Penck, as a student of fine arts, joined the group of “neo-expressionist” painters, later joining the “neo-figurationists”, among which Markus Lupertz (b.1941), Jorg Immendorff (1945-2007) and Georg Baselitz (b. 1938).
Living in the repressive environment, hallmark of the communist regime then in force in his homeland, Penck, as well as his colleagues, was the target of constant “democratic surveillance” (read political persecution) by STASI (Ministerium für Staatssicherheit). Over him hung the label ofdissident… True: he was a dissident! Circumstance by which in the Federal Republic of Germany, despite all the obstacles of the totalitarian “GDR”, his works became known and by this way recognized in Western Europe as one of the most prominent exponents of the repressed freedom of expression in the East.
In Berlin (West), at the end of the 1970s and during the following decade, his works were exhibited after unspeakable and cunning ways to get them out of Dresden. Of note is the exhibition “ZEITGEIST” (Spirit of Time) held at the “Martin Gropius Bau Museum”, rebuilt in 1978, reopened in 1981, curiously located in the Mitte district, a few meters from the western border of divided Berlin.

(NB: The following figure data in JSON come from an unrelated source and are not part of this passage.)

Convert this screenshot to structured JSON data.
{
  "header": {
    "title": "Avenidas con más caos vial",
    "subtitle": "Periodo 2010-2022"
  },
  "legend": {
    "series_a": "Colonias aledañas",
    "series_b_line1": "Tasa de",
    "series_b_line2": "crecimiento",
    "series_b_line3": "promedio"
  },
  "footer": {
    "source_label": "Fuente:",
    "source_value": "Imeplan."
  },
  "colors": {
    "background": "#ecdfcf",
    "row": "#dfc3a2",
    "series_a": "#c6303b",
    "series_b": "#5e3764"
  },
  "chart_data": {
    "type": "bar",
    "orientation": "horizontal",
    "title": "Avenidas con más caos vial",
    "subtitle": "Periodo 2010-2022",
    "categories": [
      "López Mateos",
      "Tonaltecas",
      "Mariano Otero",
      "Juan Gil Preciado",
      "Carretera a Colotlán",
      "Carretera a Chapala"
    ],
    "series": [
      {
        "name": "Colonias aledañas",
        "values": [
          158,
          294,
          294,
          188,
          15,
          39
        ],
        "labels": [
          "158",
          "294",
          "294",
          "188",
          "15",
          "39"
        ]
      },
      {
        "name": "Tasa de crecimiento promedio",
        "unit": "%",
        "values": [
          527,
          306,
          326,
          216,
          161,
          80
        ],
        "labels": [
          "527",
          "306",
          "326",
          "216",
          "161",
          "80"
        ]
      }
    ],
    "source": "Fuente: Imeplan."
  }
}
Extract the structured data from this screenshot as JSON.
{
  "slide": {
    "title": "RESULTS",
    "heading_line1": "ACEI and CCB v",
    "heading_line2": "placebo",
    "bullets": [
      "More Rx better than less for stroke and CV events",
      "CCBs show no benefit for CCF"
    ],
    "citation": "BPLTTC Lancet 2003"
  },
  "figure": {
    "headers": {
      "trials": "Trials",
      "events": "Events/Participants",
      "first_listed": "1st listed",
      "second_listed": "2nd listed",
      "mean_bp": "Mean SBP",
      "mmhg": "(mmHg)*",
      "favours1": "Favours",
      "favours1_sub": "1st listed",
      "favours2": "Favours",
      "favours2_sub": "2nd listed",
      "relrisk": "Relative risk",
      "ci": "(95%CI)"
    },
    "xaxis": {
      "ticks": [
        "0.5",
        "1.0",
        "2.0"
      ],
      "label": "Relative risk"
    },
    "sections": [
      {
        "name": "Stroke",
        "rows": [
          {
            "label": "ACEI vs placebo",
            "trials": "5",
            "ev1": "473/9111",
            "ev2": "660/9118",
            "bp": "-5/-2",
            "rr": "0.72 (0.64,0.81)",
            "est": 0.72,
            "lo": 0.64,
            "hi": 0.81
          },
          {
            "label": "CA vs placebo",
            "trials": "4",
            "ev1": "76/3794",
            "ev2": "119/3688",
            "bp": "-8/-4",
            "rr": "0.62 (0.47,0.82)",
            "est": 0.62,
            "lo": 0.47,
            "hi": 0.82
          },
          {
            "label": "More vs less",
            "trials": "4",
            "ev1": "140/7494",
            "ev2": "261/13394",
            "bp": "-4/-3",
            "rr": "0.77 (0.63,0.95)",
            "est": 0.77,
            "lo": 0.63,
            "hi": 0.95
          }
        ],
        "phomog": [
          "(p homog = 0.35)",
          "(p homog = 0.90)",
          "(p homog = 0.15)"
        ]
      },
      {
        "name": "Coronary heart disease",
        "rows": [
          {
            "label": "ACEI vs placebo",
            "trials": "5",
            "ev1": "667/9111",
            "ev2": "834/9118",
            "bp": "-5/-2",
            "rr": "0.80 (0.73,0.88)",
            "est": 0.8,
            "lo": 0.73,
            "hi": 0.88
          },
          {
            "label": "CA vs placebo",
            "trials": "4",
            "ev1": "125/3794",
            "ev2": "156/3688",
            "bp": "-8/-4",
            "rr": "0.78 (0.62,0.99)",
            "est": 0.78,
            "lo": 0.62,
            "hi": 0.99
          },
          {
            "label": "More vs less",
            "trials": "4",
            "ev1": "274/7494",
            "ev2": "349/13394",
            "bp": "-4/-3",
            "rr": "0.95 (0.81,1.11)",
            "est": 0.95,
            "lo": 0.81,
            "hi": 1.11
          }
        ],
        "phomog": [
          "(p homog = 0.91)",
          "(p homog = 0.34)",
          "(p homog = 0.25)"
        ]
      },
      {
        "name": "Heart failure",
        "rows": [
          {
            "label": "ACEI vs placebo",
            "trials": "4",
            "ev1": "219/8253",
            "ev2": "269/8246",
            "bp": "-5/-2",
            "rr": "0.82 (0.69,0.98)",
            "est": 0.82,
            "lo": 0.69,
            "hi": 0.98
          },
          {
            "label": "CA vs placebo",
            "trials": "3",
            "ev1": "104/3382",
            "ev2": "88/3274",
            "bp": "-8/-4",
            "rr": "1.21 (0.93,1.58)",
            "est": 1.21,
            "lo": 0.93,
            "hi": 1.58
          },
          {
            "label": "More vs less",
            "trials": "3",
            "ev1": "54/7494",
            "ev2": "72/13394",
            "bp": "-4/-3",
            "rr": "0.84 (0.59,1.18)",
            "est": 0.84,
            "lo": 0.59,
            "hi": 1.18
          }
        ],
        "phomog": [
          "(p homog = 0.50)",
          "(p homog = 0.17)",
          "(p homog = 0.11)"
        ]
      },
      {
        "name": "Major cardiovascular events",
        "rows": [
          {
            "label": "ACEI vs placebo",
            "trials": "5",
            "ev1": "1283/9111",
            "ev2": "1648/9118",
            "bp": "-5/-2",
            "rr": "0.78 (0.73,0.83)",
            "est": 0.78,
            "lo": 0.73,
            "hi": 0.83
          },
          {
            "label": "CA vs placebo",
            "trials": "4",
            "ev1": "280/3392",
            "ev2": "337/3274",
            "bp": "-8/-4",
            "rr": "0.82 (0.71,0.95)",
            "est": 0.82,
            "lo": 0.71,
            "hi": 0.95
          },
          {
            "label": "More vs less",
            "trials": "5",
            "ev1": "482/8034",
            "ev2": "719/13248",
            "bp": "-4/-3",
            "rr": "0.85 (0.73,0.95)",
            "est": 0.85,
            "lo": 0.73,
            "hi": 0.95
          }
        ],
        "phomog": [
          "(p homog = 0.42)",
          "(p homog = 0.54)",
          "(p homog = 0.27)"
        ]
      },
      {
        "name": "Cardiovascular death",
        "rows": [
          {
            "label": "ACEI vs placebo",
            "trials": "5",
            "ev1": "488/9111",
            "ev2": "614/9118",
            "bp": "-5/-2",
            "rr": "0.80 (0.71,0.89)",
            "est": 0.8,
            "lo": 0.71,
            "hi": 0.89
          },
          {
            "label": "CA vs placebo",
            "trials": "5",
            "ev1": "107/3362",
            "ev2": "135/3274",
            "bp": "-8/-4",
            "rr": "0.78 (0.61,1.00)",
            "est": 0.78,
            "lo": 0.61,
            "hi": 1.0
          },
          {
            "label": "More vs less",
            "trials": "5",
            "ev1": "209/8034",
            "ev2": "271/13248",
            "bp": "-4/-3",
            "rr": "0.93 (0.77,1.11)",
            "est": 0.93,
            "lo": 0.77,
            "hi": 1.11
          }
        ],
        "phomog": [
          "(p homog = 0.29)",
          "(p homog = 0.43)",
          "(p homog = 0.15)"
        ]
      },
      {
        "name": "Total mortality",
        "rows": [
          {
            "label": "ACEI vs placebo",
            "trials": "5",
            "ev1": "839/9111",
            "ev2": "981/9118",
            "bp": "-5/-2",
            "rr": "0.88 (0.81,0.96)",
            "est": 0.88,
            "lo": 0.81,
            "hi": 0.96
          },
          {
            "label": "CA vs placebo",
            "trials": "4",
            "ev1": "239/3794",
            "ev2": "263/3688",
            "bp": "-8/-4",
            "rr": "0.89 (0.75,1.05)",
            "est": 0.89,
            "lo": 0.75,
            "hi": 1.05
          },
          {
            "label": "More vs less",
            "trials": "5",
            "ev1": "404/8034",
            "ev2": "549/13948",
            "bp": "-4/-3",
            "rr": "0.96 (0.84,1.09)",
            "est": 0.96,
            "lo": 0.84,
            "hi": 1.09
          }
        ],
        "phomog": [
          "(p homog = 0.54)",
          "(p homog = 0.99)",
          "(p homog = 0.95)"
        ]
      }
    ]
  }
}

This exhibition was followed by the “Art Show” organized in 1983 by “Tate Britain” in London and later in New York.
Penck managed to pass the “iron curtain” (so called by Sir Winston Churchill) and become world famous.
At the core of this recognition is the use of a pictography that critics have designated as containing a “neo-primitivist and totemic view of the human form”. In fact, the same emphasis was, and is, attributed to his sculptural (little publicized) and pictorial works, qualified as patenting an “anti-art aesthetic”, given the “rude use and assembly” made with different materials such as wood, cans, cardboard boxes and wires, understood as a search for an “anthropomorphy of symbolisms”.
Some analysts maintain that Penck was greatly influenced by Paul Klee (1878-1940) and Jackson Pollock (1912-1956). We do not know, however, Penck's opinion about those who opine about his work.
In addition to being, as we said, “a man of seven trades”, Penck is also a kind of nomad as he lives and works both in Berlin and in Dublin, Dusseldorf or New York.
Finally, and “en passant”, Penk, a jazz musician, is linked to “Triple Trip Touch” (TTT), a “free jazz” group of which he was one of the founders. He played with big names in the European and American jazz scene and promotes meetings of musicians and visual artists at his country house in Heimbach.